Rider Data Allegedly Compromised in TheBus and Handi-Van Ransomware Attack
Rider data of TheBus and Handi-Van users seems to have been compromised in what’s being called a ransomware attack on the company that manages these transportation services. For the last four days, the websites of TheBus and Handi-Van have been down, and services like GPS and the Holo card system have been intentionally shut down to protect user data.
The Ongoing Investigation
This is the second data breach of Oahu Transit Services (OTS) in three years, prompting an investigation by the FBI and HPD (Honolulu Police Department). The city’s Department of Transportation Services (DTS) confirmed that the breach began early on Saturday around 1 a.m.
Roger Morton, director of the city’s Department of Transportation Services, stated, “Our phones went down, our OTS system went down, and it became pretty obvious that it was an outside intrusion into the system.” To contain the situation, OTS quickly severed all connections to other systems.
Service Disruptions
While TheBus and Handi-Van are still running their scheduled routes, the websites, GPS, and Holo card systems remain turned off to prevent data misuse. However, it seems this may be too late as Falcon Feeds, a cybersecurity firm based in India, identified the attack group as DragonForce Ransomware.
The Ransom Situation
DragonForce reportedly claims to possess 800,000 pieces of data and has given OTS ten days from Tuesday to pay the ransom. Nandakishore Harikumar, Falcon Feeds CEO and founder, explains, “Every data breach, even if it’s leaking one line of data, we believe it’s serious.”
Photos shared by Falcon Feeds suggest that the captured data includes names, addresses, and bus or Handi-Van card ID types.
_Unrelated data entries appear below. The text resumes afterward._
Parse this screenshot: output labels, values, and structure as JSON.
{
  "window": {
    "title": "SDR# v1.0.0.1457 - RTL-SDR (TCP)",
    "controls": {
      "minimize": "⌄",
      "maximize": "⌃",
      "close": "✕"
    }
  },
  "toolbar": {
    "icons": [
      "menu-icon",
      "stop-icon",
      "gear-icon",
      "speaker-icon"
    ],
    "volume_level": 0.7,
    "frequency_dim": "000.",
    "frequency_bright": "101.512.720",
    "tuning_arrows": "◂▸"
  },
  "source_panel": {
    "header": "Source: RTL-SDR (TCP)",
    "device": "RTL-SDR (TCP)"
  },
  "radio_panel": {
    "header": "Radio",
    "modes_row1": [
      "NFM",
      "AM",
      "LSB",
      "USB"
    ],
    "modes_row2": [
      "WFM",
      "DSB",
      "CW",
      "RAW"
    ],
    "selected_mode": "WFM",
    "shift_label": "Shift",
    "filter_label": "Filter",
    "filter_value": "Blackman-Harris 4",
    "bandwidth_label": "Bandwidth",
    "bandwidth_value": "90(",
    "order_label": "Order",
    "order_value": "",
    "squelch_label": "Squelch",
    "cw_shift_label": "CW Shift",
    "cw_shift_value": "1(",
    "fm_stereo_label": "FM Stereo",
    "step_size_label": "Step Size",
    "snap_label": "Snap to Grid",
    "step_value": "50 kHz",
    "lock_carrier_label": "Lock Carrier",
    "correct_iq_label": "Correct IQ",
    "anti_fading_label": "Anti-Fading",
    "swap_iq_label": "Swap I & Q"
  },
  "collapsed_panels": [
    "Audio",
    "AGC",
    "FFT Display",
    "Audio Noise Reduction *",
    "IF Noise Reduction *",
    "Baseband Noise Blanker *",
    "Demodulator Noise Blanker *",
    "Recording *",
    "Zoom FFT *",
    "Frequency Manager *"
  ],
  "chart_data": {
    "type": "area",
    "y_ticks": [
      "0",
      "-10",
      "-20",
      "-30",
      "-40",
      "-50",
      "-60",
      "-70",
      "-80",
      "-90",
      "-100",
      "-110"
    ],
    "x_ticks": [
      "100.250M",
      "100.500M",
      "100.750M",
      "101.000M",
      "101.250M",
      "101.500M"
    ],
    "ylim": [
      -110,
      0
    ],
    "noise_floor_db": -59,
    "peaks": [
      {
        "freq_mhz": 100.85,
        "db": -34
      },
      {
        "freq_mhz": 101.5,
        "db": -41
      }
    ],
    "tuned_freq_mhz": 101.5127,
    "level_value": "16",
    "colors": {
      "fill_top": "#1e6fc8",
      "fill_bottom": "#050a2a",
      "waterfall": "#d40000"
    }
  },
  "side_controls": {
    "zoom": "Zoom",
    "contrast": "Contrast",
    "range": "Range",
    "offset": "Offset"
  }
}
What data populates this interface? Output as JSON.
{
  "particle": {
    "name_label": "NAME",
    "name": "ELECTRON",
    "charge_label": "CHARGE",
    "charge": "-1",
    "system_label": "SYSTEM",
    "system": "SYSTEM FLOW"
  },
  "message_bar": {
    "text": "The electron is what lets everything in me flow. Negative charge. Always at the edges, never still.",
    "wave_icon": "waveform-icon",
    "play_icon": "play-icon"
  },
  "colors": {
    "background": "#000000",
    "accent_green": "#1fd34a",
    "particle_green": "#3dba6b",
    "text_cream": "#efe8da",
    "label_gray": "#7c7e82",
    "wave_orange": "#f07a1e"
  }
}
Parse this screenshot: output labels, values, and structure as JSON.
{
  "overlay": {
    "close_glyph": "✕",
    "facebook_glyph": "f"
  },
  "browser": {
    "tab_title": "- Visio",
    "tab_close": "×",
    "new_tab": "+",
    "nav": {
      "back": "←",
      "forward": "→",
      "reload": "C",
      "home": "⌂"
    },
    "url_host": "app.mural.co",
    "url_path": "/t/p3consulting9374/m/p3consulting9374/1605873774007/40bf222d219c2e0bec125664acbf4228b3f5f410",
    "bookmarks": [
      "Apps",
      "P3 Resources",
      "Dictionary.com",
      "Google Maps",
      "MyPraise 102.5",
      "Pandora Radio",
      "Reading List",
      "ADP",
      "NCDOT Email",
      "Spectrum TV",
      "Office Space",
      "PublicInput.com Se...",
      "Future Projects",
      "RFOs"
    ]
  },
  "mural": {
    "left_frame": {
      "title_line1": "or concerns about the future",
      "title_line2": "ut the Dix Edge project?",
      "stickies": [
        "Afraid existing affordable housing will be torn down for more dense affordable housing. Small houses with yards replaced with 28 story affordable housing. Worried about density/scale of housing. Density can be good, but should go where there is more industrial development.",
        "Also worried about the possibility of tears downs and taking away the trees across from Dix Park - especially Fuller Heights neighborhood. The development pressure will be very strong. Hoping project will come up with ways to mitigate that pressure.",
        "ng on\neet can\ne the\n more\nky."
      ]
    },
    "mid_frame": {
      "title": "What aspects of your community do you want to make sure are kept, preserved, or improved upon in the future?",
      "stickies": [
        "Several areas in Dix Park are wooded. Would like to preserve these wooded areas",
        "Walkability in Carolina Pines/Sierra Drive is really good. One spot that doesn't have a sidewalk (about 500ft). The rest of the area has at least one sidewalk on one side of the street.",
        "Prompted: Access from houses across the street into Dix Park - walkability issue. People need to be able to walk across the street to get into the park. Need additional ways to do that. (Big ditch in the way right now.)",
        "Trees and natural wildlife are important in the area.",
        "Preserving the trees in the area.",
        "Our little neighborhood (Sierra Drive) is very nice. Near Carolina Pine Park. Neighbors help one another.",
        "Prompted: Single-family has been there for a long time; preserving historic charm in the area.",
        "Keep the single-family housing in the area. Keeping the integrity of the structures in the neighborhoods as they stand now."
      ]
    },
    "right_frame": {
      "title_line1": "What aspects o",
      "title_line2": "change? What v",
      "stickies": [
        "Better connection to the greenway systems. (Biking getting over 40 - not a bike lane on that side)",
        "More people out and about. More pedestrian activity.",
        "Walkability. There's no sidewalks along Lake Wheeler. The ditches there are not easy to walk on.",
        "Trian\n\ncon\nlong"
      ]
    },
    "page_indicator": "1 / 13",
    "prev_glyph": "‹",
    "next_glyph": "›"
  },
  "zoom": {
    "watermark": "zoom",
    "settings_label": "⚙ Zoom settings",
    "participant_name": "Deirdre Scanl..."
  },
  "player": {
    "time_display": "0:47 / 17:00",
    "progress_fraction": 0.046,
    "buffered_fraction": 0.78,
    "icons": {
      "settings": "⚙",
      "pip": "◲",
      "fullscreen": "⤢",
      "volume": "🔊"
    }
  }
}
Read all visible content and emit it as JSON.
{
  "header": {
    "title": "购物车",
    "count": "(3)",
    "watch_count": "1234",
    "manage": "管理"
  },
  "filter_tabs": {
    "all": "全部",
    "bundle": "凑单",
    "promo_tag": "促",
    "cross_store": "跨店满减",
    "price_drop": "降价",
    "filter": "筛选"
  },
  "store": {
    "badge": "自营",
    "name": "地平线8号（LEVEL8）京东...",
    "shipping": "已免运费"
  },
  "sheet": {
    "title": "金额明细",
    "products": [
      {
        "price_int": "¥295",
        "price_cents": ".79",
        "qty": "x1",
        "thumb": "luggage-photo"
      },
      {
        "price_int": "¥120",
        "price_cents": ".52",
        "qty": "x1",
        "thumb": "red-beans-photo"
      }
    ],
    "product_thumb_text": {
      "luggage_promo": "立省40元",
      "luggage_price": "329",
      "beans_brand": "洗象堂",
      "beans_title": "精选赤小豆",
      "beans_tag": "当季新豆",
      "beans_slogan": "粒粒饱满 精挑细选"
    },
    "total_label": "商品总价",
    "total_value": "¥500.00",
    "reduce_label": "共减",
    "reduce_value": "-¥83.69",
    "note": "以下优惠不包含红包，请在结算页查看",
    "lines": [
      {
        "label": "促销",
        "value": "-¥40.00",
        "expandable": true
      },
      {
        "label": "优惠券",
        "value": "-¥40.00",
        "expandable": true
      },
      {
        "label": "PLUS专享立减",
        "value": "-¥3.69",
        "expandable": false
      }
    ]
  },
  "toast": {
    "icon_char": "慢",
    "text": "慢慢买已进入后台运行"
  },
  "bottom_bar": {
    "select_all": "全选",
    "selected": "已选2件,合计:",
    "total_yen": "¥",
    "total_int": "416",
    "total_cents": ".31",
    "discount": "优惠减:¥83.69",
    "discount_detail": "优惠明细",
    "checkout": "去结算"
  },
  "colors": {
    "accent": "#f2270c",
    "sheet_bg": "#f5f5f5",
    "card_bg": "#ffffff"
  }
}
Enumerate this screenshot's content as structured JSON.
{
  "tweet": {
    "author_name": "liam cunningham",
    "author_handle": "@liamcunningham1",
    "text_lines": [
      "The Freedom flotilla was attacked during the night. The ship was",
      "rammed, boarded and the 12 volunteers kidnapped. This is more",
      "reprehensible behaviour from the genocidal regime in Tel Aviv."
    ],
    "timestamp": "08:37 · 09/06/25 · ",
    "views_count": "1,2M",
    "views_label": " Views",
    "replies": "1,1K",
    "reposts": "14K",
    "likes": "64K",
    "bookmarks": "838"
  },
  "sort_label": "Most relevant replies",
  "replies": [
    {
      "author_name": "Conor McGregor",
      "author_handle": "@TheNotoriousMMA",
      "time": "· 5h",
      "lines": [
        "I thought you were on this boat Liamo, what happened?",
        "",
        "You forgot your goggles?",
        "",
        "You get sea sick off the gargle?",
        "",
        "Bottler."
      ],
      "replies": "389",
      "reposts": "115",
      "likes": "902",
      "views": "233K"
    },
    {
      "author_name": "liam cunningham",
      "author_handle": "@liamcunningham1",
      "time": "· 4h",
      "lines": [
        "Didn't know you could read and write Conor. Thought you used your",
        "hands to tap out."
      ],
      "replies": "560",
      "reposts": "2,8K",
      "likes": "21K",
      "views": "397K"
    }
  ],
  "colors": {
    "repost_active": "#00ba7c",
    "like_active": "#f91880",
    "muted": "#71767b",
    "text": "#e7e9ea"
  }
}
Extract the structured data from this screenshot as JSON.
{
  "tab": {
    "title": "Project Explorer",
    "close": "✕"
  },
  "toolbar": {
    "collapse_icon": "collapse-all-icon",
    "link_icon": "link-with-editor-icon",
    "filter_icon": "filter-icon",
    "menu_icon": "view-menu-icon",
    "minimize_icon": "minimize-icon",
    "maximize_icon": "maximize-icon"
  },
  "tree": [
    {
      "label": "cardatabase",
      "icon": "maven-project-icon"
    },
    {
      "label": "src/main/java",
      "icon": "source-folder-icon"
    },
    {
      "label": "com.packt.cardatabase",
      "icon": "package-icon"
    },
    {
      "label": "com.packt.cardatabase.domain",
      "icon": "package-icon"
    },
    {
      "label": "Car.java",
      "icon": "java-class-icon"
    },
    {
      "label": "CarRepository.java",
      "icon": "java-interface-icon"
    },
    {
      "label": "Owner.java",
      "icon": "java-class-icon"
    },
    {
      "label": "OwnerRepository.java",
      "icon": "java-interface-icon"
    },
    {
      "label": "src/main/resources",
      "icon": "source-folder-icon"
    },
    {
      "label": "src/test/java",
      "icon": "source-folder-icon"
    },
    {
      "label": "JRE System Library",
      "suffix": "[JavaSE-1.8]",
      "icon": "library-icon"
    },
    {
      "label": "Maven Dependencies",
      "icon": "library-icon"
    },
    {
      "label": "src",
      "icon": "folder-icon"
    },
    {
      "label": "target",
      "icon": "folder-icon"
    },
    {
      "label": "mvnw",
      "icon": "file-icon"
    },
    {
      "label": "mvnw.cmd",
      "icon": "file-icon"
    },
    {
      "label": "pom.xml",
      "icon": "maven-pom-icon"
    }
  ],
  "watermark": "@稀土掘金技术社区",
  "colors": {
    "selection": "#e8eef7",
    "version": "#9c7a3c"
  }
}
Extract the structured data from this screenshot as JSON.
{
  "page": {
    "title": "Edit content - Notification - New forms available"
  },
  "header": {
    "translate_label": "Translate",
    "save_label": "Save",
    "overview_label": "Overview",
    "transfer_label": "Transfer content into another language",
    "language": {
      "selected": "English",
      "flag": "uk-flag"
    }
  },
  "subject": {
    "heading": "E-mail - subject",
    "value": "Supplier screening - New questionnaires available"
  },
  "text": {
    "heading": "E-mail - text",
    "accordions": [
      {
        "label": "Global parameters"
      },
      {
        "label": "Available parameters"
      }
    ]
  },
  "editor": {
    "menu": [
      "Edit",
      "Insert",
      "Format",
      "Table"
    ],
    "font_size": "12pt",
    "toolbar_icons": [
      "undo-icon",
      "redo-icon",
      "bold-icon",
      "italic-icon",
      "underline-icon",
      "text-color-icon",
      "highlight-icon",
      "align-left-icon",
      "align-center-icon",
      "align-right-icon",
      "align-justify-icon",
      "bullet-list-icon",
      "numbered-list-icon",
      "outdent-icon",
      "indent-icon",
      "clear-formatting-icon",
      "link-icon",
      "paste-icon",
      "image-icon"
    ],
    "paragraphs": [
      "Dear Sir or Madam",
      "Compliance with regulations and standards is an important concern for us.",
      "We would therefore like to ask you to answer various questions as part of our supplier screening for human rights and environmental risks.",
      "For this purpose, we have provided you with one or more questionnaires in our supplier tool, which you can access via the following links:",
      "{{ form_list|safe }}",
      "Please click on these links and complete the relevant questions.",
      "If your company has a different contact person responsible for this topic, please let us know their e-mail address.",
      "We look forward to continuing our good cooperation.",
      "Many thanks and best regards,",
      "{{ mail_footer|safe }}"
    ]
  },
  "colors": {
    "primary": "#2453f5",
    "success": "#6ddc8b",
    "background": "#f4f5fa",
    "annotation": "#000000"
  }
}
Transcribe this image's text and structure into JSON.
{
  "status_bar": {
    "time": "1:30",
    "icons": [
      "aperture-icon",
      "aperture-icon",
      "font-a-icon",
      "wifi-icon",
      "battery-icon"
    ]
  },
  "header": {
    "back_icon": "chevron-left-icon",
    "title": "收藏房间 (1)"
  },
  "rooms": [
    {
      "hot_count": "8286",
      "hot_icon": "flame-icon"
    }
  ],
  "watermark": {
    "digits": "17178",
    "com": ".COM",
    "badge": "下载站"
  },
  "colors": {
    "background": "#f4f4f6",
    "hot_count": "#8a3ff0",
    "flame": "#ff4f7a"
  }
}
Since DragonForce operates out of Malaysia, there’s still some uncertainty if the group responsible is the authentic DragonForce or an imposter.
Response and Recovery
Despite the pressure, Morton emphasized, “We have not paid any ransom,” stating that it’s against their policy. Instead, OTS is methodically disinfecting hundreds of workstations to eradicate any lingering viruses.
While the DTS will not confirm if this is indeed a ransomware attack, they have said it's under active investigation. During this period, OTS has been using a gmail account to respond to media inquiries. Morton assured the public that OTS expects to have all online systems back in operation by Wednesday.
Summary
In the wake of this alleged ransomware attack, OTS has taken measures to protect user data and clean their systems. The investigation continues, and officials hope to restore all digital services shortly. Until then, riders can still use TheBus and Handi-Van for their transport needs, though some digital conveniences remain unavailable.